Wednesday 9 March 2016, 4.00PM
Speaker(s): Paul Elvers (Max Planck Institute for Empirical Aesthetics)
Music listening as self-enhancement: Investigating the relationship of musical subjectivity, empathy, and self-esteem.
The talk addresses the relationship of musical subjectivity, empathy, and self-esteem from an interdisciplinary perspective. It explores how listening to music makes people feel more confident and gain self-esteem. To this end it draws back on theoretical considerations from musicology and aesthetics, as well as psychology and neuroscience.
After having outlined the theoretical framework, I will report on an empirical study that inquired after music-induced manipulations of self-esteem. The experiment (N = 119) comprised three experimental conditions, which were expected to manipulate self-esteem in different ways. Each condition consisted of three musical pieces that were previously evaluated with regard to (a) the motivational qualities and (b) the expressed self-view.

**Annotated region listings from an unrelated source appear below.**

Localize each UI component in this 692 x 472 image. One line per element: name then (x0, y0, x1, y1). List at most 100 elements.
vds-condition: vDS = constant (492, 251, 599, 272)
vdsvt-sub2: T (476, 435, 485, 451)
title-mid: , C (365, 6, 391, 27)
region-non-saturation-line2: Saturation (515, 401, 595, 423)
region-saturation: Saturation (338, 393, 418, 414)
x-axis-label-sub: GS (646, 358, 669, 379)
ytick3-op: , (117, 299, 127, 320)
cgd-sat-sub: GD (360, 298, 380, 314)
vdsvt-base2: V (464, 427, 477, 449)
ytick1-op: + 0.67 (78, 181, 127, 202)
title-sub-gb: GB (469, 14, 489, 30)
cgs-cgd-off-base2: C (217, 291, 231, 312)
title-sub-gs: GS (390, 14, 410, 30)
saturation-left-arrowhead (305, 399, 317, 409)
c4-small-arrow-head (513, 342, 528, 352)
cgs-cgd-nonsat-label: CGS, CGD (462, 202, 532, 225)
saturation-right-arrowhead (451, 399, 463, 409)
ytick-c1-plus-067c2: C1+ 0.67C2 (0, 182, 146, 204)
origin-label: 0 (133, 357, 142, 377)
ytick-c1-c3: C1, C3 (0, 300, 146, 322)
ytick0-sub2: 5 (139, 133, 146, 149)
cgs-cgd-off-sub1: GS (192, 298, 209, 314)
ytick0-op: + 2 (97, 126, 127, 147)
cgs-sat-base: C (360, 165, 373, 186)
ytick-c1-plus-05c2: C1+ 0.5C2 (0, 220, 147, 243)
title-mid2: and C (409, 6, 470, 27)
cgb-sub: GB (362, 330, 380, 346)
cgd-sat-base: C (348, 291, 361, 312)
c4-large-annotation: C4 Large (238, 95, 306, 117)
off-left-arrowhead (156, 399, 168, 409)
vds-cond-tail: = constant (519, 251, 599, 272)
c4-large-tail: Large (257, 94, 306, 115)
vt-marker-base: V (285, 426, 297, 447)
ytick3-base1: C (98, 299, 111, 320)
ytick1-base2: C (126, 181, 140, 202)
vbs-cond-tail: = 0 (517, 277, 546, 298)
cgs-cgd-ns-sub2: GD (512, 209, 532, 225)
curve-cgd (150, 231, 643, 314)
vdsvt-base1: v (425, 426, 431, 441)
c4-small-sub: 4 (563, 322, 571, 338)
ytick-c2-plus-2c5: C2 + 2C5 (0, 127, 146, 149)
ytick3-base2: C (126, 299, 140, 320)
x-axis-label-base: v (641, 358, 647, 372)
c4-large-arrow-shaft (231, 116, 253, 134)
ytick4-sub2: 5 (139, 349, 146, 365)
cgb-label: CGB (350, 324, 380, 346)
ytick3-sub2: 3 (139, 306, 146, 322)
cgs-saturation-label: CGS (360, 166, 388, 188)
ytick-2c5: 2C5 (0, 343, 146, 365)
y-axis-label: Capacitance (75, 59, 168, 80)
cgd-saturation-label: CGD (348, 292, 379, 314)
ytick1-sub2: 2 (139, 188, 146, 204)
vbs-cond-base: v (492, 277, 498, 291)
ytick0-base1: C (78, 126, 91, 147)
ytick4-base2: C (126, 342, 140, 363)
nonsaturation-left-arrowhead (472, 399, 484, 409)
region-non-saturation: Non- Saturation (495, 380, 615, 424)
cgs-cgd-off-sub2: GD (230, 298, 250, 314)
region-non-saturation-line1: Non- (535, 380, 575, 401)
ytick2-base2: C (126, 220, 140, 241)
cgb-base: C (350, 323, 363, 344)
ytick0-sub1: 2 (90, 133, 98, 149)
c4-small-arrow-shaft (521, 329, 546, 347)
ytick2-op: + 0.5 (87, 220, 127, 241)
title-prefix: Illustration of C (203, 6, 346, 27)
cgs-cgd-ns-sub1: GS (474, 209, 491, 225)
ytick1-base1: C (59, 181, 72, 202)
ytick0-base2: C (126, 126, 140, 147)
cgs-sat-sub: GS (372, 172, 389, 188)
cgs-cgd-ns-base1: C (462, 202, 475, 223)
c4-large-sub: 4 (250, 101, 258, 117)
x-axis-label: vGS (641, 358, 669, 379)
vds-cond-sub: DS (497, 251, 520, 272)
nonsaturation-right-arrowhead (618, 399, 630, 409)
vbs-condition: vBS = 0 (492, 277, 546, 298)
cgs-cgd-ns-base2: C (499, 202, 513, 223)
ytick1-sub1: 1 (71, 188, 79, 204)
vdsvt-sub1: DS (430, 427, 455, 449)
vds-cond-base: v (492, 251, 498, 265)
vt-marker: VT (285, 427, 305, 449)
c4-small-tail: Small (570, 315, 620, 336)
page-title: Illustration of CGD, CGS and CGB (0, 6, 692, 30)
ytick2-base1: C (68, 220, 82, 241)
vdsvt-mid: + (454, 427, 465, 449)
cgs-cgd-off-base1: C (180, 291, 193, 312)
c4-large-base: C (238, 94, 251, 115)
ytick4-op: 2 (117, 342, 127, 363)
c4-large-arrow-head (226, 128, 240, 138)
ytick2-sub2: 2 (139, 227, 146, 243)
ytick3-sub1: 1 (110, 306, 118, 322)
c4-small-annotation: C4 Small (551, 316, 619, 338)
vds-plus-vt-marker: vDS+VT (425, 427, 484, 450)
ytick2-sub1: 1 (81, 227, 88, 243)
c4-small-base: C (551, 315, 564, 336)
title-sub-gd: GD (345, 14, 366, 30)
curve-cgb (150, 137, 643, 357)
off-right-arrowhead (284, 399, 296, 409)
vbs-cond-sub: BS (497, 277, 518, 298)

The results reveal that music perceived as motivating and expressing a positive self-view enhanced (explicit) self-esteem, while music perceived as demotivating and expressing a negative self-view did not. Furthermore, the self-enhancing effect of music listening was predicted by the degree of liking, empathy, and nostalgia. While music listening changed explicit state self-esteem, it had no effect on implicit self-esteem and mood. The broader implications of the results will be discussed with regard to the role of music for wellbeing and the use of music in everyday life.
Paul Elvers is an interdisciplinary music researcher working at the intersection of musicology, psychology, and aesthetics. In his doctoral thesis he considers the musical experience as a form of »self-enhancement«, with an emphasis on the relationship of music listening, empathy, and self-esteem.
Paul Elvers graduated with distinction in Systematic Musicology from the University of Hamburg, Germany. He is a research fellow at the MPI for Empirical Aesthetics in Frankfurt, Germany. Currently he is visiting the Oxford University Faculty of Music as a recognised student.